ASDs are complex neurodevelopmental disorders are characterized by social impairments, communication difficulties, and restricted, repetitive, or stereotyped patterns of behavior. The most recent ASD prevalence estimates from the Centers for Disease Control and Prevention (CDC) are 11.3 children per 1,000 children, or 1 child in 88 children (CDC, 2012).
During the last decade-and-a-half, the NICHD has supported a considerable number of research projects related to ASDs.

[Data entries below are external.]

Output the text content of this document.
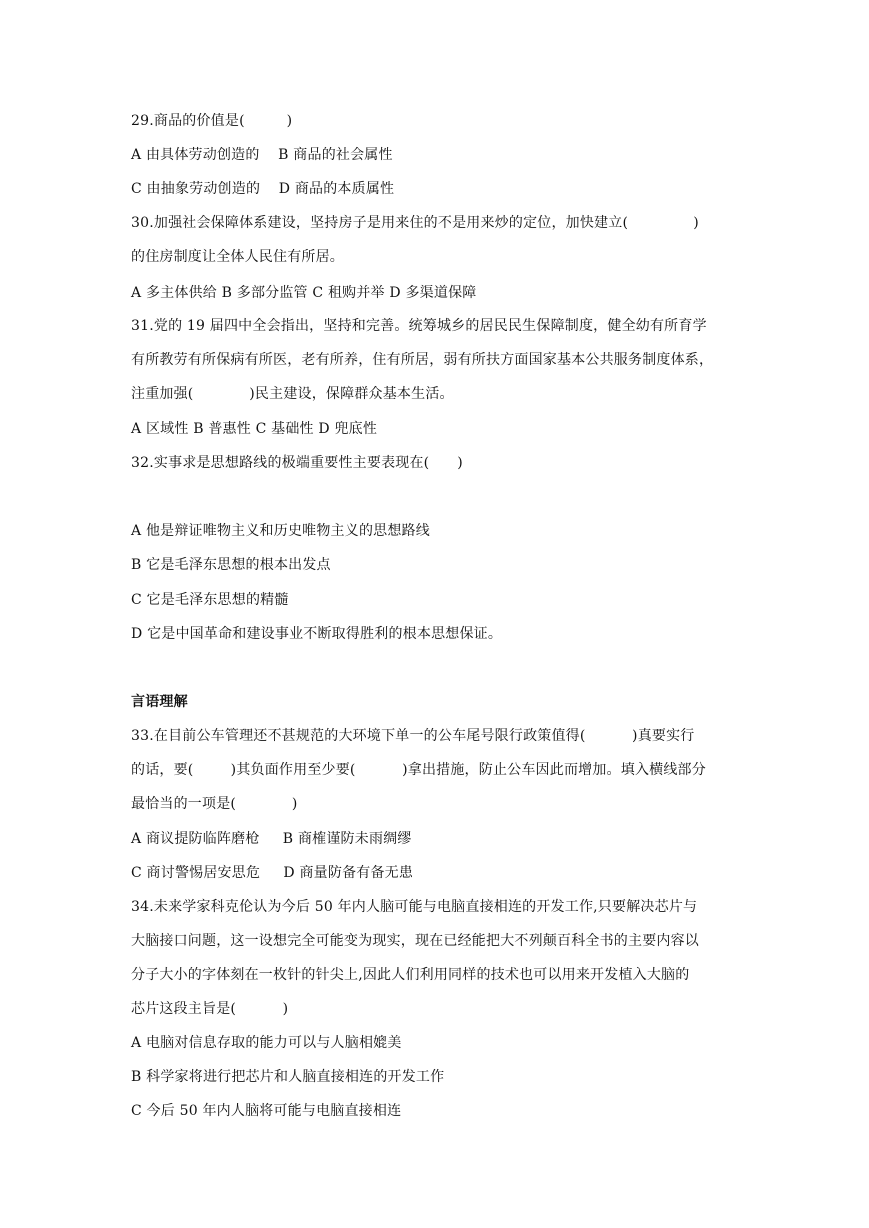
29.商品的价值是(         )
A 由具体劳动创造的    B 商品的社会属性
C 由抽象劳动创造的    D 商品的本质属性
30.加强社会保障体系建设，坚持房子是用来住的不是用来炒的定位，加快建立(              )
的住房制度让全体人民住有所居。
A 多主体供给 B 多部分监管 C 租购并举 D 多渠道保障
31.党的 19 届四中全会指出，坚持和完善。统筹城乡的居民民生保障制度，健全幼有所育学
有所教劳有所保病有所医，老有所养，住有所居，弱有所扶方面国家基本公共服务制度体系，
注重加强(            )民主建设，保障群众基本生活。
A 区域性 B 普惠性 C 基础性 D 兜底性
32.实事求是思想路线的极端重要性主要表现在(      )
A 他是辩证唯物主义和历史唯物主义的思想路线
B 它是毛泽东思想的根本出发点
C 它是毛泽东思想的精髓
D 它是中国革命和建设事业不断取得胜利的根本思想保证。
言语理解
33.在目前公车管理还不甚规范的大环境下单一的公车尾号限行政策值得(          )真要实行
的话，要(        )其负面作用至少要(          )拿出措施，防止公车因此而增加。填入横线部分
最恰当的一项是(            )
A 商议提防临阵磨枪     B 商榷谨防未雨绸缪
C 商讨警惕居安思危     D 商量防备有备无患
34.未来学家科克伦认为今后 50 年内人脑可能与电脑直接相连的开发工作,只要解决芯片与
大脑接口问题，这一设想完全可能变为现实，现在已经能把大不列颠百科全书的主要内容以
分子大小的字体刻在一枚针的针尖上,因此人们利用同样的技术也可以用来开发植入大脑的
芯片这段主旨是(          )
A 电脑对信息存取的能力可以与人脑相媲美
B 科学家将进行把芯片和人脑直接相连的开发工作
C 今后 50 年内人脑将可能与电脑直接相连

The NICHD’s past efforts included the Collaborative Programs of Excellence in Autism (CPEA) Network on the Neurobiology and Genetics of Autism, which was co-funded by the NIDCD, and the Studies to Advance Autism Research and Treatment (STAART) Network, with co-funding from the NIMH, NINDS, NIDCD, and the NIEHS. To maximize coordination and cohesion of NIH-sponsored efforts in autism research, the NIH consolidated the CPEA and STAART Networks into the trans-NIH Autism Centers of Excellence (ACE) in 2007 to avoid duplication, allow pooling and most efficient use of resources, and involve a larger number of investigators in autism research.

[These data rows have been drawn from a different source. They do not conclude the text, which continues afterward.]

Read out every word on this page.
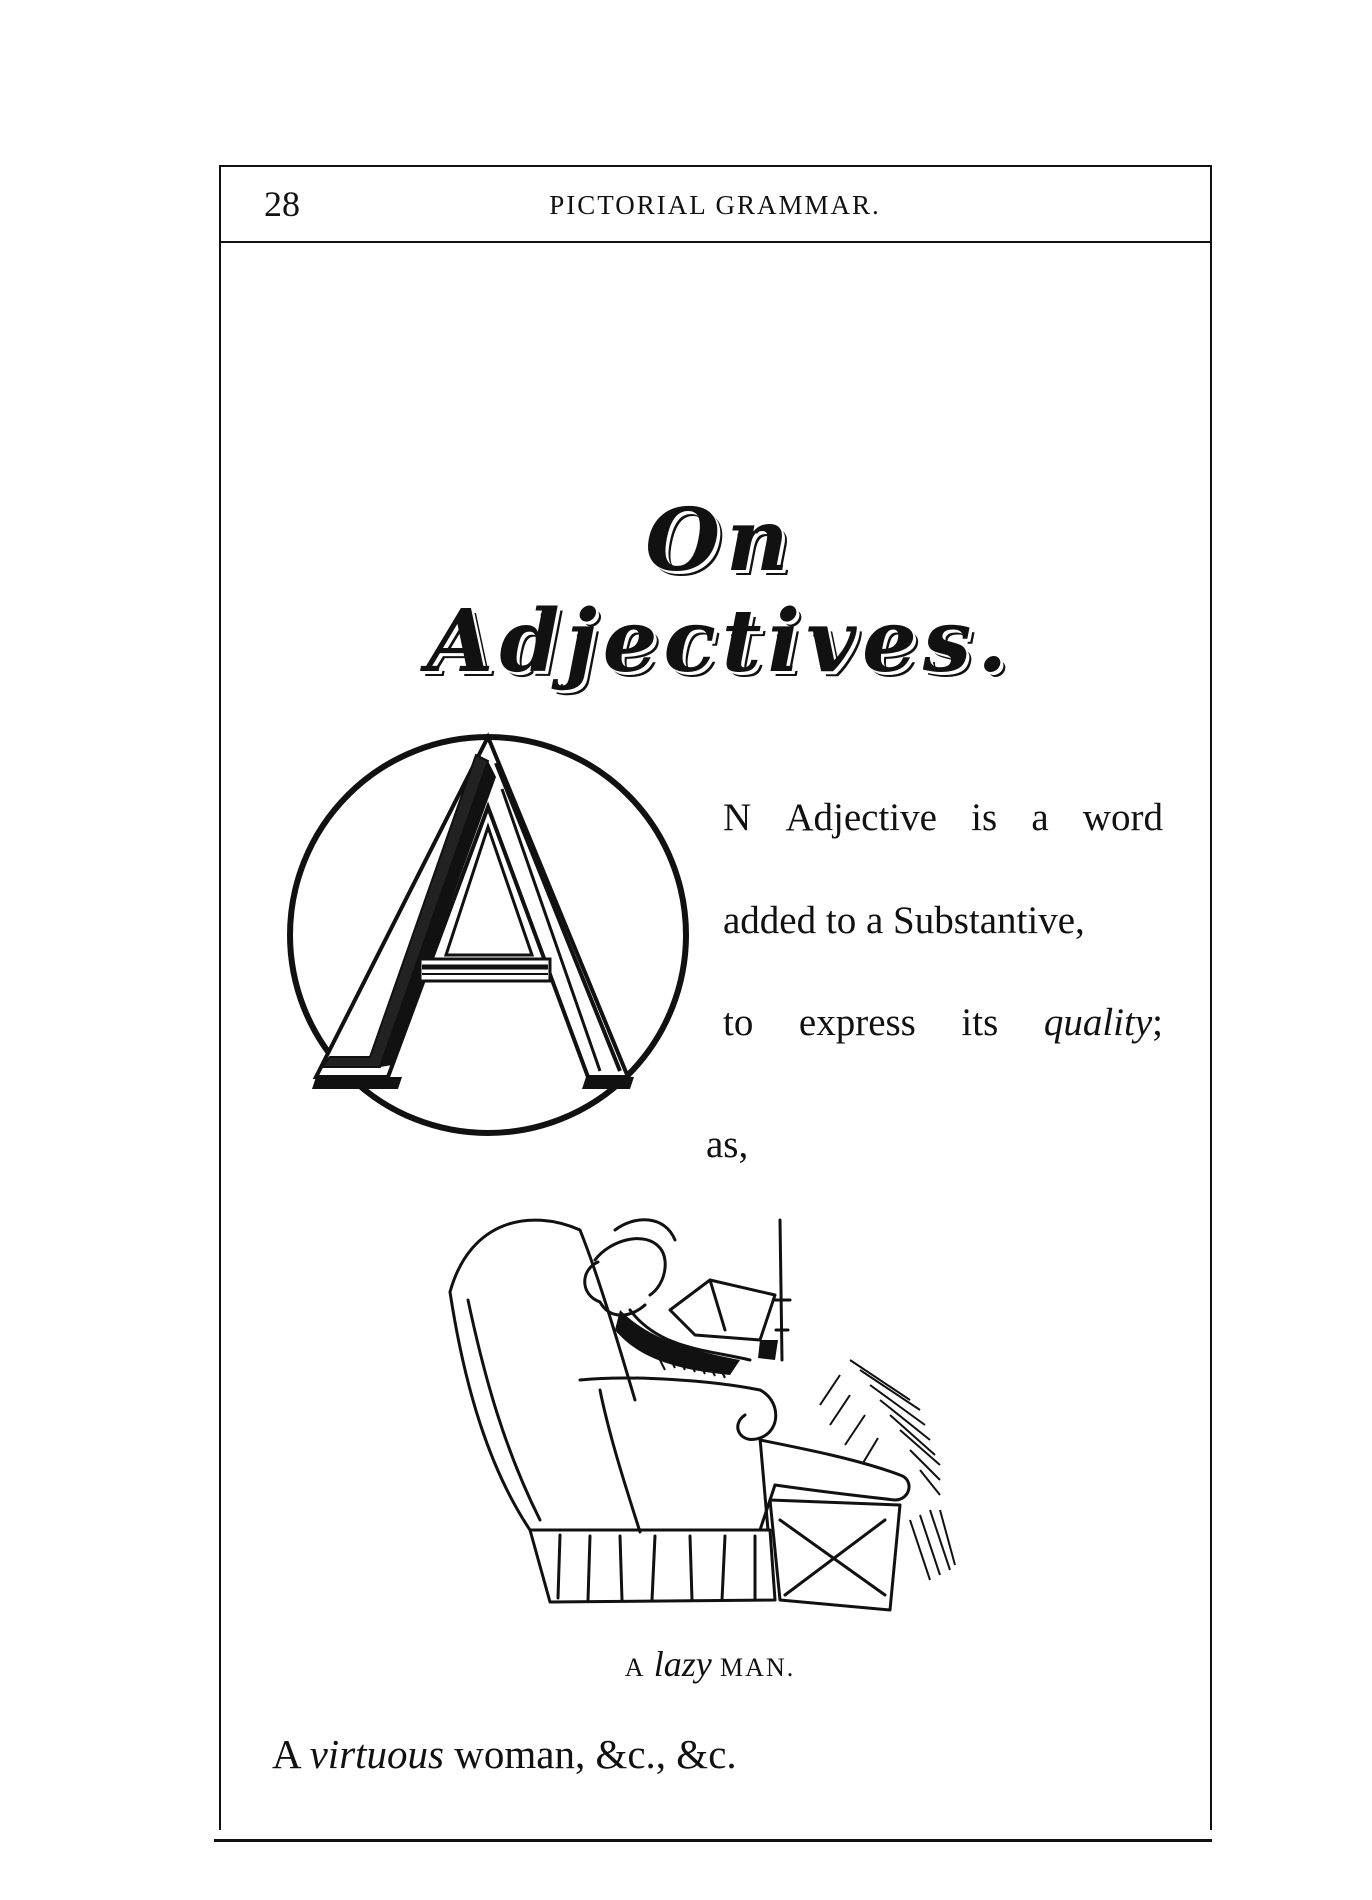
28	PICTORIAL GRAMMAR.
On Adjectives.
A
N Adjective is a word
added to a Substantive,
to express its quality;
as,
A lazy MAN.
A virtuous woman, &c., &c.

The NICHD is one of the five NIH Institutes sponsoring the ACE Program, which supports studies on a range of autism topics, including early identification and intervention in infants at risk for ASDs, early brain abnormalities and functioning, potential environmental risk factors and biomarkers, intensive early behavioral intervention, long-term effects of early intervention, multidisciplinary studies of insistence on sameness, and trials of new medication treatments. The ACE Program includes ACE research centers, which foster collaboration between teams of specialists who share the same facility to address a particular research problem in depth, and ACE research networks, which consist of researchers at many facilities in locations throughout the country, all of whom work together on a single research question.
The NIH funded six ACE research centers (via the P50 mechanism) and five ACE research networks (through the R01 mechanism) in its first competition. Recently, the ACE program was recompeted, and the new centers and networks will continue to address important issues in ASD research.